Face aux vives critiques formulées contre l'avant-projet de loi de sécurité intérieure (1), qui devrait être présenté en conseil des ministres le 23 octobre, Nicolas Sarkozy a, semble-t-il, accepté de nouer le dialogue avec les associations. En tout cas avec certaines d'entre elles : le 14 octobre, cinq grandes organisations caritatives - ATD quart monde, l'Entraide protestante, le Secours catholique, l'Armée du salut et Emmaüs France - ont été conviées place Beauvau où elles ont pu prendre connaissance du projet de loi, tel qu'il a été présenté au Conseil d'Etat début octobre. « Le ministre a accepté le principe de nous rencontrer régulièrement et de recevoir des amendements de notre part, rapporte David Berly, vice-président de l'Entraide protestante. Et, une fois le texte voté, d'organiser des rencontres trimestrielles d'évaluation avec les responsables associatifs et les responsables de la police et de la gendarmerie. »
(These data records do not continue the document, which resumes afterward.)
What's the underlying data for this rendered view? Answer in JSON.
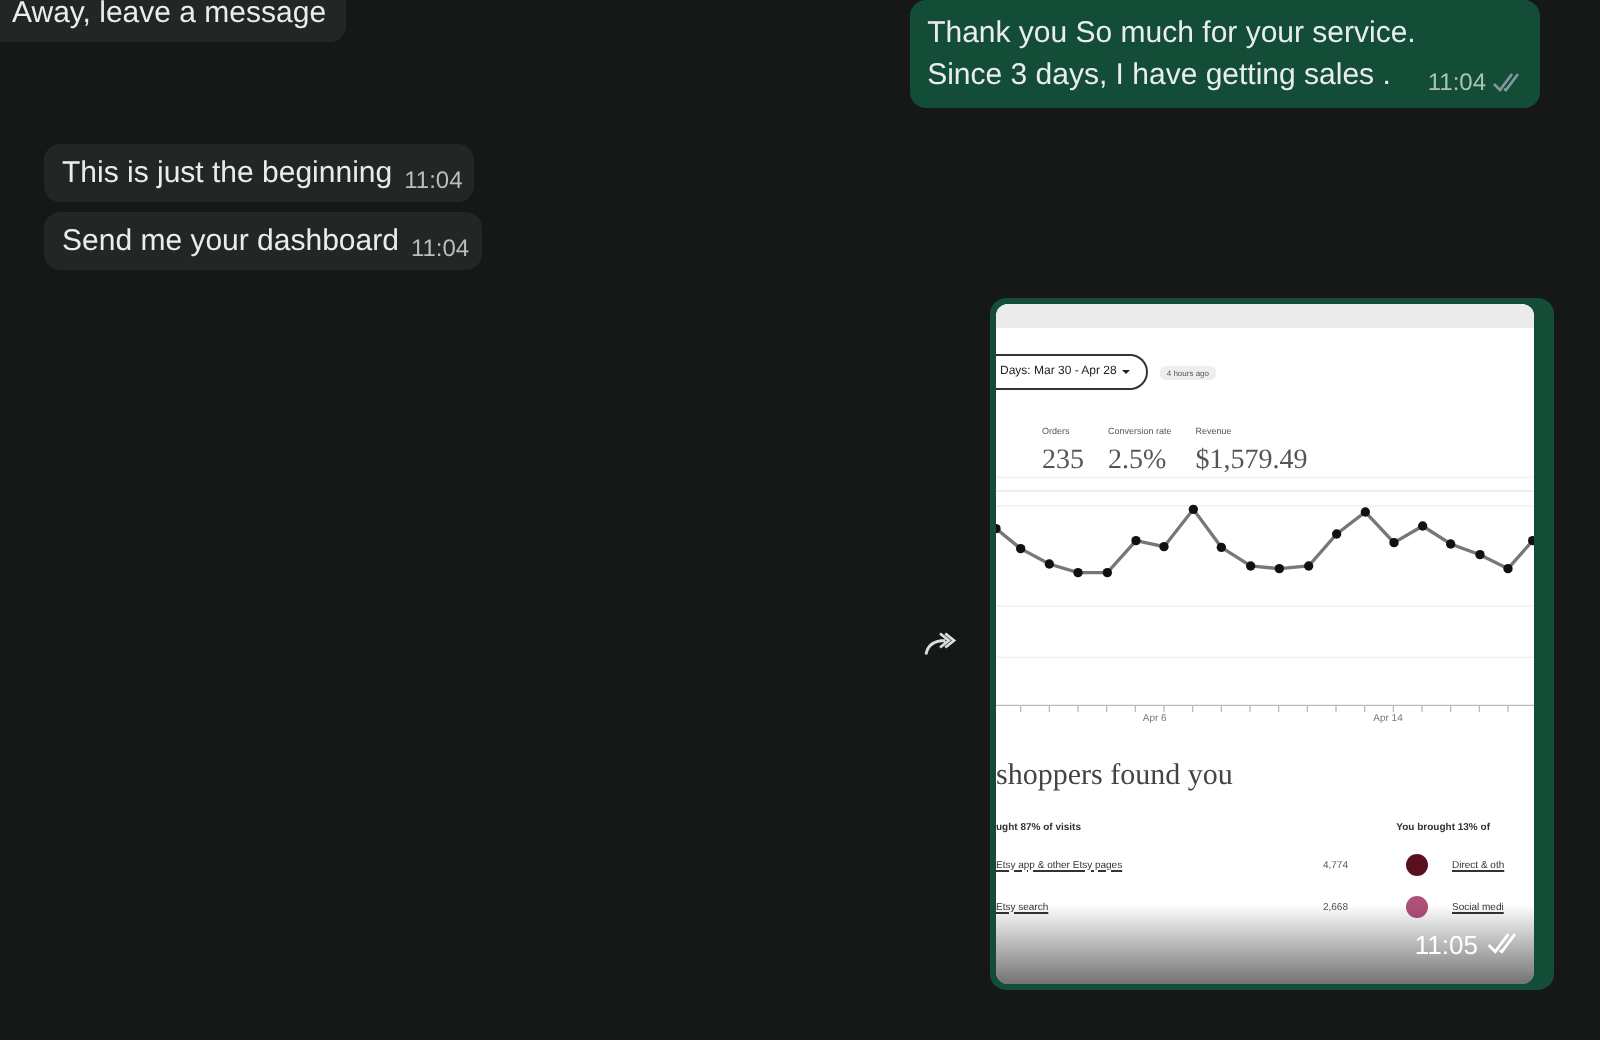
{
  "messages": [
    {
      "kind": "text",
      "outgoing": false,
      "text": "Away, leave a message"
    },
    {
      "kind": "text",
      "outgoing": true,
      "text": "Thank you So much for your service.\nSince 3 days, I have getting sales .",
      "time": "11:04",
      "read": false
    },
    {
      "kind": "text",
      "outgoing": false,
      "text": "This is just the beginning",
      "time": "11:04"
    },
    {
      "kind": "text",
      "outgoing": false,
      "text": "Send me your dashboard",
      "time": "11:04"
    },
    {
      "kind": "image",
      "outgoing": true,
      "time": "11:05",
      "read": false,
      "forward": true,
      "screenshot": {
        "date_range": "Days: Mar 30 - Apr 28",
        "updated": "4 hours ago",
        "stats": [
          {
            "label": "Orders",
            "value": "235",
            "selected": false
          },
          {
            "label": "Conversion rate",
            "value": "2.5%",
            "selected": false
          },
          {
            "label": "Revenue",
            "value": "$1,579.49",
            "selected": false
          }
        ],
        "x_labels": [
          "Apr 6",
          "Apr 14"
        ],
        "section_title": "shoppers found you",
        "left_heading": "ught 87% of visits",
        "right_heading": "You brought 13% of",
        "rows": [
          {
            "source": "Etsy app & other Etsy pages",
            "visits": "4,774",
            "color": "#5a0f1e",
            "other": "Direct & oth"
          },
          {
            "source": "Etsy search",
            "visits": "2,668",
            "color": "#b0507a",
            "other": "Social medi"
          }
        ]
      }
    }
  ]
}
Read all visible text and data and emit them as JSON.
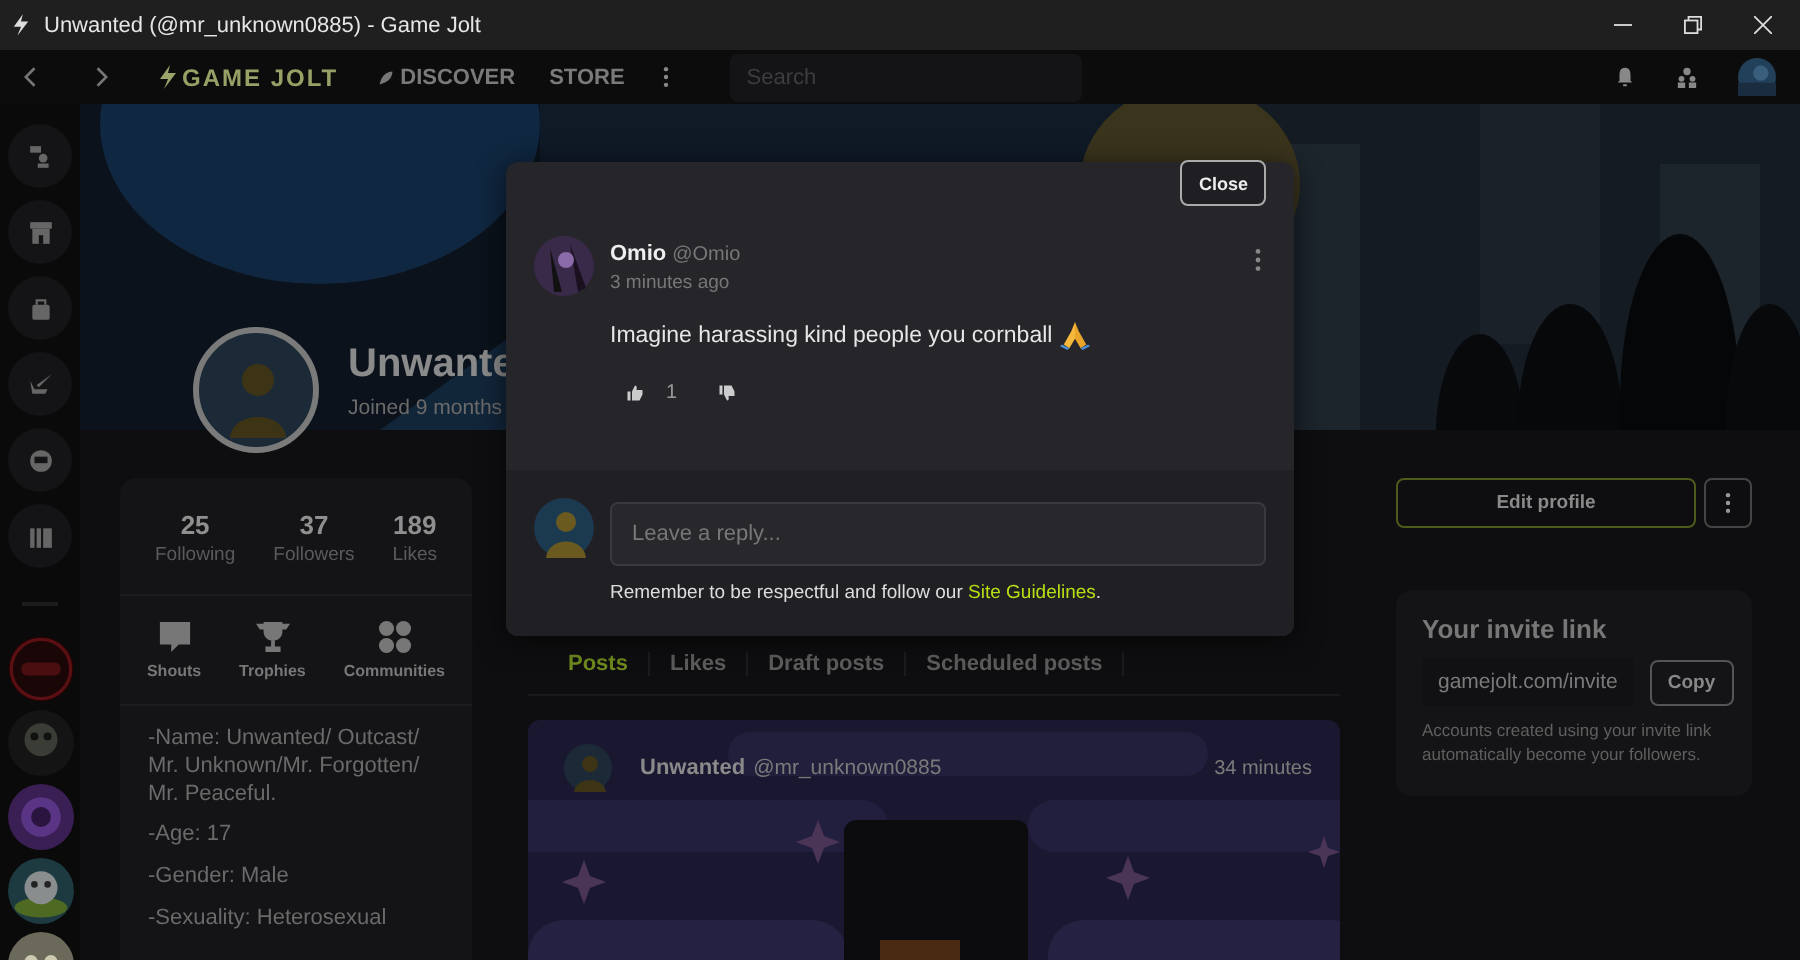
{
  "window": {
    "title": "Unwanted (@mr_unknown0885) - Game Jolt"
  },
  "nav": {
    "logo": "GAME JOLT",
    "links": [
      "DISCOVER",
      "STORE"
    ],
    "search": {
      "placeholder": "Search"
    }
  },
  "profile": {
    "name": "Unwante",
    "joined": "Joined 9 months",
    "stats": [
      {
        "value": "25",
        "label": "Following"
      },
      {
        "value": "37",
        "label": "Followers"
      },
      {
        "value": "189",
        "label": "Likes"
      }
    ],
    "shortcuts": [
      {
        "kind": "shouts",
        "label": "Shouts"
      },
      {
        "kind": "trophies",
        "label": "Trophies"
      },
      {
        "kind": "communities",
        "label": "Communities"
      }
    ],
    "bio": [
      "-Name: Unwanted/ Outcast/ Mr. Unknown/Mr. Forgotten/ Mr. Peaceful.",
      "-Age: 17",
      "-Gender: Male",
      "-Sexuality: Heterosexual"
    ]
  },
  "tabs": [
    {
      "label": "Posts",
      "selected": true
    },
    {
      "label": "Likes",
      "selected": false
    },
    {
      "label": "Draft posts",
      "selected": false
    },
    {
      "label": "Scheduled posts",
      "selected": false
    }
  ],
  "post": {
    "author": "Unwanted",
    "handle": "@mr_unknown0885",
    "time": "34 minutes"
  },
  "edit_button": "Edit profile",
  "invite": {
    "title": "Your invite link",
    "link": "gamejolt.com/invite",
    "copy": "Copy",
    "note": "Accounts created using your invite link automatically become your followers."
  },
  "modal": {
    "close": "Close",
    "comment": {
      "author": "Omio",
      "handle": "@Omio",
      "time": "3 minutes ago",
      "text": "Imagine harassing kind people you cornball",
      "likes": "1"
    },
    "reply": {
      "placeholder": "Leave a reply...",
      "notice": "Remember to be respectful and follow our ",
      "link": "Site Guidelines",
      "notice_end": "."
    }
  }
}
Les associations, qui veulent continuer de se mobiliser collectivement, se rencontreront dès la semaine prochaine, au sein du collectif Alerte (2), afin de rédiger leurs propositions. Car le texte qui leur a été remis les a peu convaincues. Depuis le document de travail dont les dispositions visant notamment les squatters, les gens du voyage, les personnes prostituées et les mendiants avaient été, en septembre, divulguées dans la presse, seul l'article rétablissant le délit de mendicité a été corrigé de manière sensible. Selon la dernière mouture du texte, sont considérées comme des infractions « l'exploitation de la men- dicité » et la « demande de fonds sous contrainte ». Passible d'une peine de six mois d'emprisonnement et de 7 500 € d'amende, cette dernière est caractérisée par « le fait, en réunion et de manière agressive ou sous la menace d'animaux dangereux, de solliciter la remise de fonds, de valeurs ou d'un bien ».
Pour le reste, les craintes associatives demeurent d'actualité. Le collectif Alerte - qui rappelle d'ailleurs que la mendicité réellement agressive peut déjà, en l'état actuel du code pénal, être sanctionnée, par exemple pour « voie de fait » - demande « solennellement au chef de l'Etat et au Premier ministre » de retirer du projet les dispositions visant l'ensemble des publics fragilisés. « Est-ce en créant un délit de prostitution qu'on mettra fin à celle-ci ? [...] Les squatters [...] trouveront- ils à leur sortie de prison à se loger, alors qu'il manque en France un million de logements pour que chacun ait un toit ? », interroge-t-il, se demandant aussi s'il est juste de faire peser sur les gens du voyage une condamnation pénale pour installation sur la propriété d'autrui, « alors que deux lois successives qui obligent les municipalités à créer des aires d'accueil ne sont pas respectées ». Sans qu'il soit, d'ailleurs, question de sanctions à l'encontre des communes n'appliquant pas ces textes...
(1) Voir ASH n° 2279 du 4-10-02.
(2) Alerte c/o Uniopss : 133, rue Saint-Maur - 75011 Paris - Tél. 01 53 36 35 00.